Despite the immediate impact a hit series can have on a network’s prime time ratings, Hallmark Channel in the near term has no plans to roll out an original scripted show. Instead, the independent cable outlet will build on its established strategy of delivering home-baked movie events while bulking up its daytime lifestyle programming block.

Speaking at Hallmark’s New York upfront luncheon, the network’s programming chief unveiled a slate of 25 original movies for 2011-12, the majority of which (15) will feature holiday themes. Another eight titles are slated for premiere on sibling net Hallmark Movie Channel.

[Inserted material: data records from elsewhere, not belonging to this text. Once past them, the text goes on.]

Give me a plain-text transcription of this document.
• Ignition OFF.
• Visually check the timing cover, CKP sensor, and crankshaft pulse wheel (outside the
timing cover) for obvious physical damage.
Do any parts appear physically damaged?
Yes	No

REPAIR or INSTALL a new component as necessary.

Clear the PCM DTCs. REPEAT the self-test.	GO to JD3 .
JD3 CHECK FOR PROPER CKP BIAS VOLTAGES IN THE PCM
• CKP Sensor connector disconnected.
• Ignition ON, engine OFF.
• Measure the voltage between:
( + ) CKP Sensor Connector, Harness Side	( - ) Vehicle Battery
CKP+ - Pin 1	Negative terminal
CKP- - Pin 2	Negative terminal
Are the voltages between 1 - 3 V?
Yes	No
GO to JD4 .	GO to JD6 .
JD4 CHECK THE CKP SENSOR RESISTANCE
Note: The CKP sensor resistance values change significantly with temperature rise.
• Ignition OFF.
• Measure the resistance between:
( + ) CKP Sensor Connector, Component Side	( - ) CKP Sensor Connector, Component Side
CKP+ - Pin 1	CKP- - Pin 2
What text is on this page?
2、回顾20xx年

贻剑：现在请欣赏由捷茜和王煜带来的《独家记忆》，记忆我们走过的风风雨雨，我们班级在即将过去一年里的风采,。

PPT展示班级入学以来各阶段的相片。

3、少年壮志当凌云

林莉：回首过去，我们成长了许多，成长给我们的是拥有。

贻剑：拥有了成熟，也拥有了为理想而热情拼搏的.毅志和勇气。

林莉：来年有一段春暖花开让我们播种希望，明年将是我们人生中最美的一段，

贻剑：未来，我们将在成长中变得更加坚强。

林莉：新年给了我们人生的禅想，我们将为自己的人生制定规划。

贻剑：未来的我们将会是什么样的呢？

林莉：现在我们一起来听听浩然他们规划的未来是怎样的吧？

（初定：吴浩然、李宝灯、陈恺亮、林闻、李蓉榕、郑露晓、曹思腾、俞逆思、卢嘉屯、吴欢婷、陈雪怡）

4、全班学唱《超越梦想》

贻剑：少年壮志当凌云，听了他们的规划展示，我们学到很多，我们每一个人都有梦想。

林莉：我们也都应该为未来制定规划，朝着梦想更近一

“Original programs that celebrate holidays, family and all of life’s special moments are the centerpiece of Hallmark Channel’s programming schedule,” said Michelle Vicary, evp, programming, Crown Media Networks. Movies developed around Halloween, Christmas and other retail-friendly dates on the calendar not only draw ratings but also drive viewers to Hallmark Gold Crown’s 3,200 national storefronts.

Introduced in October 2009, Hallmark’s “Holiday Countdown” stunts are responsible for the channel’s largest deliveries. Christmas-themed movies are particularly reliable draws; for example, Hallmark’s Dec. 4 screening of the Christine Taylor flick Farewell, Mr. Kringle, served up 3.54 million viewers, roughly double the 1.68 million viewers the network averaged in prime throughout that same week.

Holiday movies also played a key role in boosting Hallmark’s ad sales revenues. In Q4 2010, the network took in $68.5 million in sales, an improvement of 13 percent versus its year-ago haul of $60.8 million. This marked the second consecutive gain in sponsor dollars in the wake of a seven-quarter slide.

Among the familiar faces that will appear in this year’s holiday film slate are: Teri Polo, Judd Nelson, Martin Mull, Rhea Perlman, Roger Moore, Catherine Bell, Bill Ray Cyrus and Hot in Cleveland’s Wendy Malick. The latter actress is of particular interest, as her series all but single-handedly turned around the fortunes at Viacom’s TV Land.

In June 2010, the month Hot in Cleveland premiered, TV Land’s prime time ratings soared 54 percent. In its first full month on-air, the comedy helped improve TV Land’s nightly deliveries by 69 percent.